Fabio Ramos is a Professor of Robotics and Machine Learning in the School of Computer Science, University of Sydney and a Principal Research Scientist at NVIDIA. He received a B.Sc. and M.Sc. degrees in Mechatronics Engineering at University of Sao Paulo, Brazil, in 2001 and 2003 respectively, and a Ph.D. at University of Sydney in 2008. From 2008 to 2010 he was an ARC postdoctoral fellow and from 2012 to 2014 an ARC DECRA fellow. He has more than 100 peer-reviewed publications and received numerous awards. His research focuses on statistical machine learning techniques for large-scale data fusion with applications in robotics, mining, environmental monitoring and healthcare.

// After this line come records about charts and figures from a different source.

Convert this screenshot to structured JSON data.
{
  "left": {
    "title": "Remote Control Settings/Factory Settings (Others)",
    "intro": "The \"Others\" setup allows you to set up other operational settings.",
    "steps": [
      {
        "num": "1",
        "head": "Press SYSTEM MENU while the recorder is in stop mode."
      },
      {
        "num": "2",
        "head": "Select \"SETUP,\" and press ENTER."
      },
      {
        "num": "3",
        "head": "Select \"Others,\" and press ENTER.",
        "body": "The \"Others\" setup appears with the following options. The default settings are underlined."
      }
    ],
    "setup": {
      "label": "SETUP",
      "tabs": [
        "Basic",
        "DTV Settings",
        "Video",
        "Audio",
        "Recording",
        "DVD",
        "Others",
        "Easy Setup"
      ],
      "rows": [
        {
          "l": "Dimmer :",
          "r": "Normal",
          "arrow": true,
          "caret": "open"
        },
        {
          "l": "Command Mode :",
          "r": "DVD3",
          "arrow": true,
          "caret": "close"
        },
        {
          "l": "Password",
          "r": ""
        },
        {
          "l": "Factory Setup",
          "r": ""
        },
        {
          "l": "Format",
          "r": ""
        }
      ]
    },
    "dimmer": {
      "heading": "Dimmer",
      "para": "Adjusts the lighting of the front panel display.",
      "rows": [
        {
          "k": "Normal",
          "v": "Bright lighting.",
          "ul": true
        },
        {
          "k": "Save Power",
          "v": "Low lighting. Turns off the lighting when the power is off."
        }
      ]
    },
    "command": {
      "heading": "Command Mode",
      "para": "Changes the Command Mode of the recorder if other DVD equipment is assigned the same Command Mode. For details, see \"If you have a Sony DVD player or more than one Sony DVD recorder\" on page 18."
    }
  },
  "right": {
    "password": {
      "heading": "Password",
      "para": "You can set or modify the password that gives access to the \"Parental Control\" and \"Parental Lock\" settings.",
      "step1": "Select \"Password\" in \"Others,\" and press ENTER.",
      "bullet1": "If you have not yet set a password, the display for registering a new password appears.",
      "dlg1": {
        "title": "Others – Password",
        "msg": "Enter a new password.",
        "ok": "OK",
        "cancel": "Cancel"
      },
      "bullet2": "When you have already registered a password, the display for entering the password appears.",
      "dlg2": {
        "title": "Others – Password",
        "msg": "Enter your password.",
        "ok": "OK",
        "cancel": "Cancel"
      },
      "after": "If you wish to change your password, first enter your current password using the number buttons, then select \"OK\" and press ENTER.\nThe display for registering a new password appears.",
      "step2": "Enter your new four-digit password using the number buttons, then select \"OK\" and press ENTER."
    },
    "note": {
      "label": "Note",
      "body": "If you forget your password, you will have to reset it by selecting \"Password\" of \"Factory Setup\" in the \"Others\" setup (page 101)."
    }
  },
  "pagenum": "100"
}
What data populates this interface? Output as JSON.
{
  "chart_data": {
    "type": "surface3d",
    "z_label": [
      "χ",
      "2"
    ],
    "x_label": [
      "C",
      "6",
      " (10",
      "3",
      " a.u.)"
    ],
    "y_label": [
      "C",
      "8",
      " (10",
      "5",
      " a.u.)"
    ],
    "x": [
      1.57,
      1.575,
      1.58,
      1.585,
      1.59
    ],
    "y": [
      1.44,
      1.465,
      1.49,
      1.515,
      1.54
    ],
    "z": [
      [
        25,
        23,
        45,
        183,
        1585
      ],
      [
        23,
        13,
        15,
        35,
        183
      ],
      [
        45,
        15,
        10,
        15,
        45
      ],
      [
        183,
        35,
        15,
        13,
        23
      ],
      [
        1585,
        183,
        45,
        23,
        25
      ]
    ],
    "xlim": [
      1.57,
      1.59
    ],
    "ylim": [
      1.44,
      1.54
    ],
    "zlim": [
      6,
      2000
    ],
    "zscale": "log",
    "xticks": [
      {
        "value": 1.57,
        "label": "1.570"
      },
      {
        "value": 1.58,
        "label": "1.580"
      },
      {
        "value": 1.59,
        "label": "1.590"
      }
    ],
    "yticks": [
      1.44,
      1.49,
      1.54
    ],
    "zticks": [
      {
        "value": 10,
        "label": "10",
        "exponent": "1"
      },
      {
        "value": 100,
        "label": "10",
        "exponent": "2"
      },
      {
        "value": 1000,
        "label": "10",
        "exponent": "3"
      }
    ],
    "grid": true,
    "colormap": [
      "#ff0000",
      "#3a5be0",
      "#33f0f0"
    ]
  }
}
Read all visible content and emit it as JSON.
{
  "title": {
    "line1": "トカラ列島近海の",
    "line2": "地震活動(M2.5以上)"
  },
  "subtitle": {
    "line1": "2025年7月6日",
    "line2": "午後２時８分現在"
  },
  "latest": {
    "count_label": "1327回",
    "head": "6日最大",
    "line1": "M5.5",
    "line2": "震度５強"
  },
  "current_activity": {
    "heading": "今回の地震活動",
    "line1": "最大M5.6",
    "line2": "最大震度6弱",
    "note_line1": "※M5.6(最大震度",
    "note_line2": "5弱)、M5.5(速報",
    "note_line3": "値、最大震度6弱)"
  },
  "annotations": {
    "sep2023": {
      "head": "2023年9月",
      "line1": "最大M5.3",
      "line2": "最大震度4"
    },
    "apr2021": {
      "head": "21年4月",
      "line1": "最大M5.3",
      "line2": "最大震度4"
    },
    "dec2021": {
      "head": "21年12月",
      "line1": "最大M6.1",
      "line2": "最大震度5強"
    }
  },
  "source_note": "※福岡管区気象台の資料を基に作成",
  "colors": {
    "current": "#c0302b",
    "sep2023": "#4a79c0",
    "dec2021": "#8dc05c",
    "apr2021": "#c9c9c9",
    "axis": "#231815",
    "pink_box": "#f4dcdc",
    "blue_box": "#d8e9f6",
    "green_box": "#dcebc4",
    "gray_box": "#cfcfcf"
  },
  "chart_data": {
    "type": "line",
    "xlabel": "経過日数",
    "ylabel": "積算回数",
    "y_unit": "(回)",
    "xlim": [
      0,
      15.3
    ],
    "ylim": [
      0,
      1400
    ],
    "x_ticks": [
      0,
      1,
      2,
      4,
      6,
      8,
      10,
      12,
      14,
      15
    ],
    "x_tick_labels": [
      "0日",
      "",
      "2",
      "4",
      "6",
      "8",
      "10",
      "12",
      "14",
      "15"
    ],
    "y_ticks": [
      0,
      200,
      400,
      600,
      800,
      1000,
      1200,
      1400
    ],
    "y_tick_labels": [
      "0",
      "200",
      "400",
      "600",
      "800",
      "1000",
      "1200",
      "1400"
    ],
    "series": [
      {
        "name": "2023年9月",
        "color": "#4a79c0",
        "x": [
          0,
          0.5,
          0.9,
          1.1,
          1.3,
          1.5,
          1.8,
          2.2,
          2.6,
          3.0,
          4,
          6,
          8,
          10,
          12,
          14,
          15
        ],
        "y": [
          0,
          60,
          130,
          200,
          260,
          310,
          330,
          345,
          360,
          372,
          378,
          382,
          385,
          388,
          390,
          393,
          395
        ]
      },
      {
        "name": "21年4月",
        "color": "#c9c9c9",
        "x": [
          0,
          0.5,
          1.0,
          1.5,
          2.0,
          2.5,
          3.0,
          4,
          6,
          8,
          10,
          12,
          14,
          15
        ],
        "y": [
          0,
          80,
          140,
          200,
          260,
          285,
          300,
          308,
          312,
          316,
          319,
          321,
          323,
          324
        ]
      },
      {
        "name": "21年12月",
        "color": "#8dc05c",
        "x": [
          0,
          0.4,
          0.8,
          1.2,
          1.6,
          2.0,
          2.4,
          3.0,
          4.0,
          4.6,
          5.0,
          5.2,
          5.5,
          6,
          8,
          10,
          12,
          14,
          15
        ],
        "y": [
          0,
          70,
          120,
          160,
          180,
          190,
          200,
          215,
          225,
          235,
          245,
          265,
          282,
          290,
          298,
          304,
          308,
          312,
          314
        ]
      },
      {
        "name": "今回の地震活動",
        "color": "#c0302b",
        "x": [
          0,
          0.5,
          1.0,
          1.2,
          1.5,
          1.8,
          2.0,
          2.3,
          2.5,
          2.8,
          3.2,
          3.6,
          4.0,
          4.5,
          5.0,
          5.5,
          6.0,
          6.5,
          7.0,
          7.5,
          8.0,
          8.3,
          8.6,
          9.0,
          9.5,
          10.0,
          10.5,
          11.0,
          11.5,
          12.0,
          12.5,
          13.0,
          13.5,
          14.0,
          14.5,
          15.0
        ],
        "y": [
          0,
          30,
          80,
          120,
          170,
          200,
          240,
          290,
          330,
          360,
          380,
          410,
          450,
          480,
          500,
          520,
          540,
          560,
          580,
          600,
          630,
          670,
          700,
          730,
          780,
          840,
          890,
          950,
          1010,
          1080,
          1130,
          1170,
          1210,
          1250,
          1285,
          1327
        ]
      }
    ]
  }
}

Luiz Pizzato is Executive Manager, AI Labs at CommBank. AI Labs is a team that focuses on improving the financial wellbeing of the bank’s clients and society while bringing innovations in AI/ML. Some of the work led by his team involved the detection of financial abuse and weather data modelling. Luiz is a Data Scientist and Entrepreneur with more than 20 years’ experience in artificial intelligence. He has a PhD and a MSc in Computer Science both with focus on natural language processing and information retrieval. He also has expertise in recommender system, machine learning and data mining.
Luiz is an academic at heart with a strong commercially-focused mind. Before joining CommBank, he consulted with clients across a wide range of industries through his private consulting practice and at Accenture where he led an expert team of data scientists and full stack engineers at the Accenture Liquid Studio in solving very hard problems.